VALOREM Group is a well-established independent operator in the renewable energy sector, pioneering wind energy in France and expanding into solar and hydropower across several European countries. The company emphasizes community involvement and sustainable energy transition, supported by a professional and content-rich website. Technically, the site is built on WordPress with modern SEO and analytics tools, delivering good performance and mobile optimization. Security posture is solid with HTTPS and cookie consent, though lacks explicit security policies and incident response details. The absence of WHOIS registration data introduces some uncertainty about domain legitimacy, but the overall business presentation and digital maturity suggest a credible and professional organization. Strategic recommendations include enhancing security transparency and verifying domain registration details to improve trust.

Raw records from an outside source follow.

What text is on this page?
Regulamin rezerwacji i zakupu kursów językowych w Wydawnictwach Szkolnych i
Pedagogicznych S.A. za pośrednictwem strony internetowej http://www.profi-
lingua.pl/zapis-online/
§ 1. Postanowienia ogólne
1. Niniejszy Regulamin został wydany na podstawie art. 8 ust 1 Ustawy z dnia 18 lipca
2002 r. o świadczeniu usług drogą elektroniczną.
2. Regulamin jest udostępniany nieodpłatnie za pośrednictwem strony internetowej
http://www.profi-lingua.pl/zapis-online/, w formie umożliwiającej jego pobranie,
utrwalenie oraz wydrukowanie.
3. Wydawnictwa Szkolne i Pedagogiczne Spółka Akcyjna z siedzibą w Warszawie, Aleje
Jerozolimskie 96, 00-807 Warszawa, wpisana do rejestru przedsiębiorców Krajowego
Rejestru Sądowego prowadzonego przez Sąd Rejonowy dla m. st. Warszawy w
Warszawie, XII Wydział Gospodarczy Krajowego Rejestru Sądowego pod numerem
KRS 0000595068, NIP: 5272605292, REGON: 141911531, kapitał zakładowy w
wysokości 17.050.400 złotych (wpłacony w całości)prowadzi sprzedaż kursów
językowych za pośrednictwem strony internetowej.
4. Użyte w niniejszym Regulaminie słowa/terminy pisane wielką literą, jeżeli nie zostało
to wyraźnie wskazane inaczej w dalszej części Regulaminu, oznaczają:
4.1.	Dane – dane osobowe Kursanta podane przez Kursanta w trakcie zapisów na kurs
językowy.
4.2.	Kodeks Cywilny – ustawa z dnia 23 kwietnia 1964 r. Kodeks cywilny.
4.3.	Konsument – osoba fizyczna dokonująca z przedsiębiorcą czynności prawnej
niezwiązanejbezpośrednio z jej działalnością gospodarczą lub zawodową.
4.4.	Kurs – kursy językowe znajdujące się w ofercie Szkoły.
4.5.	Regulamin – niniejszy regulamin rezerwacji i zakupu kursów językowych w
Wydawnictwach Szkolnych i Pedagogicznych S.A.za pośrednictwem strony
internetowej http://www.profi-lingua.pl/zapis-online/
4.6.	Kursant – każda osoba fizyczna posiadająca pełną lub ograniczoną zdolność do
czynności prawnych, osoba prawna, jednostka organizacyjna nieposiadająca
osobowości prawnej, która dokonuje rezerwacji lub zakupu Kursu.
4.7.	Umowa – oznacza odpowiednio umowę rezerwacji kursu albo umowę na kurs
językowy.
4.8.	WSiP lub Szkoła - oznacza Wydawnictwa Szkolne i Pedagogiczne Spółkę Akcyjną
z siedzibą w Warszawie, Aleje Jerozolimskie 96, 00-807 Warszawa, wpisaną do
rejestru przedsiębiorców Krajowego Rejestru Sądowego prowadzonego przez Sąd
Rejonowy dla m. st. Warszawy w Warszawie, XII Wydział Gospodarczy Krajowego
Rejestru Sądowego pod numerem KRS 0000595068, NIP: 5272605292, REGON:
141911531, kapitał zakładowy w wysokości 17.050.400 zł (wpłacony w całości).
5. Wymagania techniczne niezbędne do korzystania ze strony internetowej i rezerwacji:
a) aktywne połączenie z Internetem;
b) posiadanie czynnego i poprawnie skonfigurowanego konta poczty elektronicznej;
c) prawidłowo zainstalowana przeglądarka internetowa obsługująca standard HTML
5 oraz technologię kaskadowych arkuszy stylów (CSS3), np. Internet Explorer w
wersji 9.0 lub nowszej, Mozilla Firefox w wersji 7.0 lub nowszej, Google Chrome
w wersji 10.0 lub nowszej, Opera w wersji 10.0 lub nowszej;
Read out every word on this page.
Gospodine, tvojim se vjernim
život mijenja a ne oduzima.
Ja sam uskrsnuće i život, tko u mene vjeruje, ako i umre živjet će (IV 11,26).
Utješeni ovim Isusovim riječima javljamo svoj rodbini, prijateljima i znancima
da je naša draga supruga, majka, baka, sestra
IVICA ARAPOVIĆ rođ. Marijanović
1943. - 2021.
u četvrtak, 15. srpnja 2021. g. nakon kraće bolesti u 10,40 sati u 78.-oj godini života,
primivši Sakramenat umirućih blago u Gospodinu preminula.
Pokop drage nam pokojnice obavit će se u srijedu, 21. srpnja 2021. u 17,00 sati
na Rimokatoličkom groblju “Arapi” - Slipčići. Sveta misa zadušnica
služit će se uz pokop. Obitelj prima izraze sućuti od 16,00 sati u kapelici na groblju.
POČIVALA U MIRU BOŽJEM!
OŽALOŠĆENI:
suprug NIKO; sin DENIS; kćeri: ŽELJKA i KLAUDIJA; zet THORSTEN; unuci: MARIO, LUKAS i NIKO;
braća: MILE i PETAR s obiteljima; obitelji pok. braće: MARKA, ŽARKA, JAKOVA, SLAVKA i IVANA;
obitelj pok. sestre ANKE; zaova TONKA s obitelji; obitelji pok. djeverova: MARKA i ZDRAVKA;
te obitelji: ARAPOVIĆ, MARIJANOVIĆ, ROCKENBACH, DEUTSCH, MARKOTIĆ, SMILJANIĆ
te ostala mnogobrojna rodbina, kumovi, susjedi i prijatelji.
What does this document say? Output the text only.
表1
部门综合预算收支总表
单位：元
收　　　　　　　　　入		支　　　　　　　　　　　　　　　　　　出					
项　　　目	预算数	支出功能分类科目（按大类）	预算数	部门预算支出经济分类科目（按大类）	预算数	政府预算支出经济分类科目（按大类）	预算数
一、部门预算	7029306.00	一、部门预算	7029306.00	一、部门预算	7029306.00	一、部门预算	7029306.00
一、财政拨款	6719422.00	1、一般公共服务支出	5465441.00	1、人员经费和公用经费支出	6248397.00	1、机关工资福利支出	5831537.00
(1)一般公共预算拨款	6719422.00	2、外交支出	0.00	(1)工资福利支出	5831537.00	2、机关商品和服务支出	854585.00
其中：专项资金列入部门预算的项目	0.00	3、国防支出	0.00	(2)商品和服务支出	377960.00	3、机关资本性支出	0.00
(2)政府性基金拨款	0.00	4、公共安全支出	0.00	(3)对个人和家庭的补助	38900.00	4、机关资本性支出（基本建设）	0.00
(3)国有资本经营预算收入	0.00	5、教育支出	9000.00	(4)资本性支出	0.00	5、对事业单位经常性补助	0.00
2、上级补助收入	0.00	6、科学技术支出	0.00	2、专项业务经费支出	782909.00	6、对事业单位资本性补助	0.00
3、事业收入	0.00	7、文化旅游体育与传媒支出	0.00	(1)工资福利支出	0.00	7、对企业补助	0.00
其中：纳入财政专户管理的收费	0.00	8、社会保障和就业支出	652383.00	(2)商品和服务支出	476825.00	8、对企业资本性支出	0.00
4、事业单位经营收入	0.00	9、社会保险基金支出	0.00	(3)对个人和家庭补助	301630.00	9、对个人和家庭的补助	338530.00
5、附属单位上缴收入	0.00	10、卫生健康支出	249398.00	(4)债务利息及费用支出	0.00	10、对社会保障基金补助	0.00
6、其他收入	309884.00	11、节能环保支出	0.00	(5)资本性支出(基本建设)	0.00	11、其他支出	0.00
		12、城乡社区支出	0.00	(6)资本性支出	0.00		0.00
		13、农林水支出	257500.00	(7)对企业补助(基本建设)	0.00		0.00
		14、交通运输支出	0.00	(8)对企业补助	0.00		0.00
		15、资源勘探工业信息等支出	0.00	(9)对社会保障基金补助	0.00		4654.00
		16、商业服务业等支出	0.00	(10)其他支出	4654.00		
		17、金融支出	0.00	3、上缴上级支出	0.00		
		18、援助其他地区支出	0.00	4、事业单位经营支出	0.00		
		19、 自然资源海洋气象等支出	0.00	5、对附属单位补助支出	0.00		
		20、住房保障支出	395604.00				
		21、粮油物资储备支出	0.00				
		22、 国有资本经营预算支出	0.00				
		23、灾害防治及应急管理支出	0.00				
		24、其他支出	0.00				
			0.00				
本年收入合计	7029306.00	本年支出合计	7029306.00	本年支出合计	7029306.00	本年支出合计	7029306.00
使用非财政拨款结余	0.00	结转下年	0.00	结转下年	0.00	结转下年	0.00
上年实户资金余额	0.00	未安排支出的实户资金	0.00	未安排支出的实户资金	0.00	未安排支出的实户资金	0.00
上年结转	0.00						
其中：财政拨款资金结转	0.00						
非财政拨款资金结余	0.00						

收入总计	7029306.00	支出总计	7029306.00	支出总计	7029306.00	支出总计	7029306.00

Advanced Energies is a French company specializing in photovoltaic solar energy and energy self-consumption solutions. Established since 2009 and operating under the parent company Vinci Energies, it offers services including project design, realization, operational assistance, maintenance, and supervision for renewable energy projects. The company targets professionals and local authorities, positioning itself as a reference in the renewable energy sector in France. The website content is professionally presented in French, with clear navigation and relevant business information, although direct contact details are not prominently displayed. Technically, the website is built on WordPress with modern technologies such as jQuery, Matomo analytics for privacy-respecting user tracking, and Google Maps integration. The site is mobile-optimized and includes cookie consent mechanisms compliant with GDPR. However, some security best practices like explicit security headers and incident response information are missing. Security posture is generally good with HTTPS enforced and no visible vulnerabilities or exposed sensitive data. Privacy compliance is well addressed with cookie policies and consent banners. The lack of WHOIS data for the domain raises some concerns about domain registration transparency, but the association with Vinci Energies and professional site content mitigate these concerns. Overall, the website demonstrates a solid business and technical foundation with room for improvement in security transparency and contact accessibility. Strategic recommendations include enhancing security headers, publishing security policies, and providing clear contact channels for incident response.